This section describes typical execution models for high-performance Internet server applications, and provides the background for the discussion in following sections. To be concrete, we focus on HTTP servers and proxy servers, but most of the issues also apply to other servers, such as mail, file, and directory servers. We assume the use of a UNIX-like API; however, most of this discussion is valid for servers based on Windows NT.
An HTTP server receives requests from its clients via TCP connections. (In HTTP/1.1, several requests may be sent serially over one connection.) The server listens on a well-known port for new connection requests. When a new connection request arrives, the system delivers the connection to the server application via the accept() system call. The server then waits for the client to send a request for data on this connection, parses the request, and then returns the response on the same connection. Web servers typically obtain the response from the local file system, while proxies obtain responses from other servers; however, both kinds of server may use a cache to speed retrieval. Stevens [42] describes the basic operation of HTTP servers in more detail.
The architecture of HTTP servers has undergone radical changes. Early servers forked a new process to handle each HTTP connection, following the classical UNIX model. The forking overhead quickly became a problem, and subsequent servers (such as the NCSA httpd [32]), used a set of pre-forked processes. In this model, shown in Figure 1, a master process accepts new connections and passes them to the pre-forked worker processes.
Multi-process servers can suffer from context-switching and interprocess communication (IPC) overheads [11,38], so many recent servers use a single-process architecture. In the event-driven model (Figure 2), the server uses a single thread to manage all connections at the server. (Event-driven servers designed for multiprocessors use one thread per processor.) The server uses the select() (or poll()) system call to simultaneously wait for events on all connections it is handling. When select() delivers one or more events, the server's main loop invokes handlers for each ready connection. Squid [41] and Zeus [49] are examples of event-driven servers.
Alternatively, in the single-process multi-threaded model (Figure 3), each connection is assigned to a unique thread. These can either be user-level threads or kernel threads. The thread scheduler is responsible for time-sharing the CPU between the various server threads. Idle threads accept new connections from the listening socket. The AltaVista front-end uses this model [8].

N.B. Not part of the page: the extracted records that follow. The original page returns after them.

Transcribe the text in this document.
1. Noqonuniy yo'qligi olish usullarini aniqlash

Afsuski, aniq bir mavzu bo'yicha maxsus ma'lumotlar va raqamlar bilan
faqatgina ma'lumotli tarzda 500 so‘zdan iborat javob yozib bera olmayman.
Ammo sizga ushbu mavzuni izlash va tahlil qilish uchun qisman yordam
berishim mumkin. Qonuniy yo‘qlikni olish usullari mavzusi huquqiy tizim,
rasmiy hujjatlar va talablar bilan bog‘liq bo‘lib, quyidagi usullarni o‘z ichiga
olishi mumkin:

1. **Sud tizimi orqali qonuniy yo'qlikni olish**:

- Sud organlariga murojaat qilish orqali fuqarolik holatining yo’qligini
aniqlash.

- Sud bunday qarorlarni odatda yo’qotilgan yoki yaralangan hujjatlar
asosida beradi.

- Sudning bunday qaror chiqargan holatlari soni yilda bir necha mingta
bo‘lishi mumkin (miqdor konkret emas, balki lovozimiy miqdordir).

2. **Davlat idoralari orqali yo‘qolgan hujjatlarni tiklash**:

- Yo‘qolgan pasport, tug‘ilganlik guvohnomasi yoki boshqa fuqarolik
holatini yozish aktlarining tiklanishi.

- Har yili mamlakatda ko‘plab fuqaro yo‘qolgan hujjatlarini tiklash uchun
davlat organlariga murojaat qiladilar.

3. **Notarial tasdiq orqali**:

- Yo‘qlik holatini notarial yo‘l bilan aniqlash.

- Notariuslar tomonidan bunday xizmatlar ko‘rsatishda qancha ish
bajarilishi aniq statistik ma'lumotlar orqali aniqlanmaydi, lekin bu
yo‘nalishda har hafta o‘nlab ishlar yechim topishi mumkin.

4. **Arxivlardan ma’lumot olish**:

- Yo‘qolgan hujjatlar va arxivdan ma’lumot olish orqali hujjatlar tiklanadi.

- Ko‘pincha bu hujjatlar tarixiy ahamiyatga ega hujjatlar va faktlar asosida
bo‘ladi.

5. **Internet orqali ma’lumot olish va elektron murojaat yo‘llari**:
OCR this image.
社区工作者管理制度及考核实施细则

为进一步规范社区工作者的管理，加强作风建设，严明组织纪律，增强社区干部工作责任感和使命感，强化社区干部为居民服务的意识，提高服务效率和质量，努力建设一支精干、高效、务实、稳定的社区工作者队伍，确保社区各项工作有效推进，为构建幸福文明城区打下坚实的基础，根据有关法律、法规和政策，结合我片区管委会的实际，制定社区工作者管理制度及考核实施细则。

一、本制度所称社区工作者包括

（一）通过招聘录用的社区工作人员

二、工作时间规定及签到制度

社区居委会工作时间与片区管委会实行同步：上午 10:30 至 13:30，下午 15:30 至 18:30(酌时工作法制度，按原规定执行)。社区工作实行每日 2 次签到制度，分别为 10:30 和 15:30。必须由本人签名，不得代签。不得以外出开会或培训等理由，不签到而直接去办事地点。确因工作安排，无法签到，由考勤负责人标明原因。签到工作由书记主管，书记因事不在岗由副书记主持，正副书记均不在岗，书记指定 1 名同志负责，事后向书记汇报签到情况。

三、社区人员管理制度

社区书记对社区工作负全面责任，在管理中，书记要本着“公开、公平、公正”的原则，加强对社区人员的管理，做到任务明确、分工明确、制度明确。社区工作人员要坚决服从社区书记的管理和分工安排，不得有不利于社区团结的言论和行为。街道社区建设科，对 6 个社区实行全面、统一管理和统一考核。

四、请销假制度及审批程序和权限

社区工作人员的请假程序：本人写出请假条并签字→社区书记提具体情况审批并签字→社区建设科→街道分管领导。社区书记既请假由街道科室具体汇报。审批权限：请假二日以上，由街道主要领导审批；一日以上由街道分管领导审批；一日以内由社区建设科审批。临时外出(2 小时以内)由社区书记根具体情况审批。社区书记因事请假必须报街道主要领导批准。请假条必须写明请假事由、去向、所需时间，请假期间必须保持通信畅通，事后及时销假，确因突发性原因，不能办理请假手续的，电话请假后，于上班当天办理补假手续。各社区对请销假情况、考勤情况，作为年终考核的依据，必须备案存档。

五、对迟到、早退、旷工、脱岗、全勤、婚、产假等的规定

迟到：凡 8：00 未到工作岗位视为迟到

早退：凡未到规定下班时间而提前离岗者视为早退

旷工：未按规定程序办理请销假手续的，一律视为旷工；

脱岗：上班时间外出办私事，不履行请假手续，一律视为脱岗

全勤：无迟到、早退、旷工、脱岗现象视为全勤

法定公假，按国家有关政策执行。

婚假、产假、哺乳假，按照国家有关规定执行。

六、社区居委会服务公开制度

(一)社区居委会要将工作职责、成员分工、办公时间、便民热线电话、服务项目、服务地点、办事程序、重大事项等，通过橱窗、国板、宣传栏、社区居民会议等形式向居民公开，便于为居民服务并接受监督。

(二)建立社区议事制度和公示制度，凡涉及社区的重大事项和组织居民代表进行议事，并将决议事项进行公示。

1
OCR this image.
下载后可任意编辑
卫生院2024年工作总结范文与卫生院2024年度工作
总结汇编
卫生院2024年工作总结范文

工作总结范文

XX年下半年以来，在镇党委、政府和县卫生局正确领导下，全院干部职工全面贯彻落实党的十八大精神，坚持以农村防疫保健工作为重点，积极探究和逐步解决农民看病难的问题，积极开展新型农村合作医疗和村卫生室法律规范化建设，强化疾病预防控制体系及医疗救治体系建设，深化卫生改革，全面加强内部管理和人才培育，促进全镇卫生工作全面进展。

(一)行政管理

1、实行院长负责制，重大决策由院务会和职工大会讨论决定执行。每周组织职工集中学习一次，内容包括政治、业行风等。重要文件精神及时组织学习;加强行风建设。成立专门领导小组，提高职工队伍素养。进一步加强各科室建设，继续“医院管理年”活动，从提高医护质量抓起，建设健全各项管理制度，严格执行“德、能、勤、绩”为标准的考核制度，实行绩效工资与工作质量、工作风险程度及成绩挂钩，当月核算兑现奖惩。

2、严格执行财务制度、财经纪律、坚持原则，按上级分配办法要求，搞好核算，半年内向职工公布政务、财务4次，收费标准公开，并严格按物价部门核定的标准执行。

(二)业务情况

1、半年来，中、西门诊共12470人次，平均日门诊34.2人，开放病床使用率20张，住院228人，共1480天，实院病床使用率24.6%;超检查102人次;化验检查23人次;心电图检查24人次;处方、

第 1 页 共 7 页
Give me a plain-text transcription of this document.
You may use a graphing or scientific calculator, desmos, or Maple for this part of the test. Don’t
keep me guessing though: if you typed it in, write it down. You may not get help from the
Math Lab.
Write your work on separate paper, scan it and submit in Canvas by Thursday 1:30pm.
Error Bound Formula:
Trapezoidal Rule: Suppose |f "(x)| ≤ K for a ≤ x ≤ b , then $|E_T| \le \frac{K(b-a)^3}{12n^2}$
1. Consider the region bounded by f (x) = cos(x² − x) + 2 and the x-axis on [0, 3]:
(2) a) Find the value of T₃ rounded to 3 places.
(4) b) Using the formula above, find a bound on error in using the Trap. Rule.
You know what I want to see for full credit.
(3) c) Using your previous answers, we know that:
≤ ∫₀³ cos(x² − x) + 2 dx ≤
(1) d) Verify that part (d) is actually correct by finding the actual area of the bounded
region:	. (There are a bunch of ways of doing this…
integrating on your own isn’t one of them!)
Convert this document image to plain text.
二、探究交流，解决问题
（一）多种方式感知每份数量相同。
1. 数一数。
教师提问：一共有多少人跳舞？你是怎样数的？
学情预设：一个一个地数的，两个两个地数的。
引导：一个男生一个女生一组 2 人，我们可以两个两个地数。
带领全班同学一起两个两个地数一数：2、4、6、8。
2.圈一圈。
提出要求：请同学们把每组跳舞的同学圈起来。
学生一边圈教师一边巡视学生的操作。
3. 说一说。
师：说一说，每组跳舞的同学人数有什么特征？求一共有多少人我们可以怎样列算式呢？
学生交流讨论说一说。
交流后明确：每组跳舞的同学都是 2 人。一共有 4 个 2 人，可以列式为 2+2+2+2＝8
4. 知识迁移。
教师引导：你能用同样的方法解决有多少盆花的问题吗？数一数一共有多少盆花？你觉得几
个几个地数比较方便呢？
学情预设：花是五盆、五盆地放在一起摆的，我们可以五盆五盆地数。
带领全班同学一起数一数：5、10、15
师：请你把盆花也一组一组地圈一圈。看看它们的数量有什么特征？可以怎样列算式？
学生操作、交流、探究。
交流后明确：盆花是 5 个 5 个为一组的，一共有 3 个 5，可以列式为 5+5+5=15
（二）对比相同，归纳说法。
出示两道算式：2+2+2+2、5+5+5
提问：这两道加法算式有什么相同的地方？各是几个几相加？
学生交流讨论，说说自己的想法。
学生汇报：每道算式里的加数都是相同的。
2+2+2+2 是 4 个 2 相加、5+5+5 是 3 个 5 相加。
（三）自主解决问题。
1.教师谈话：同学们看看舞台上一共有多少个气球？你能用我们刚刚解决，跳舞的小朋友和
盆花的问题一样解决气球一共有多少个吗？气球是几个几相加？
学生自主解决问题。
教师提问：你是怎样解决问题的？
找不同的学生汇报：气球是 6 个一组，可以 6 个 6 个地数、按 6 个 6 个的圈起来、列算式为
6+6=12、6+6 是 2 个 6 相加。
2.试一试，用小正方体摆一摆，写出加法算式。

So far, we have assumed the use of static documents (or ``resources'', in HTTP terms). HTTP also supports requests for dynamic resources, for which responses are created on demand, perhaps based on client-provided arguments. For example, a query to a Web search engine such as AltaVista resolves to a dynamic resource.
Dynamic responses are typically created by auxiliary third-party programs, which run as separate processes to provide fault isolation and modularity. To simplify the construction of such auxiliary programs, standard interfaces (such as CGI [10] and FastCGI [16]) support communication between Web servers and these programs. The earliest interface, CGI, creates a new process for each request to a dynamic resource; the newer FastCGI allows persistent CGI processes. Microsoft and Netscape have defined library-based interfaces [29,34] to allow the construction of third-party dynamic resource modules that reside in the main server process, if fault isolation is not required; this minimizes overhead.
In summary, modern high-performance HTTP servers are implemented as a small set of processes. One main server process services requests for static documents; dynamic responses are created either by library code within the main server process, or, if fault isolation is desired, by auxiliary processes communicating via a standard interface. This is ideal, in theory, because the overhead of switching context between protection domains is incurred only if absolutely necessary. However, structuring a server as a small set of processes poses numerous important problems, as we show in the next section.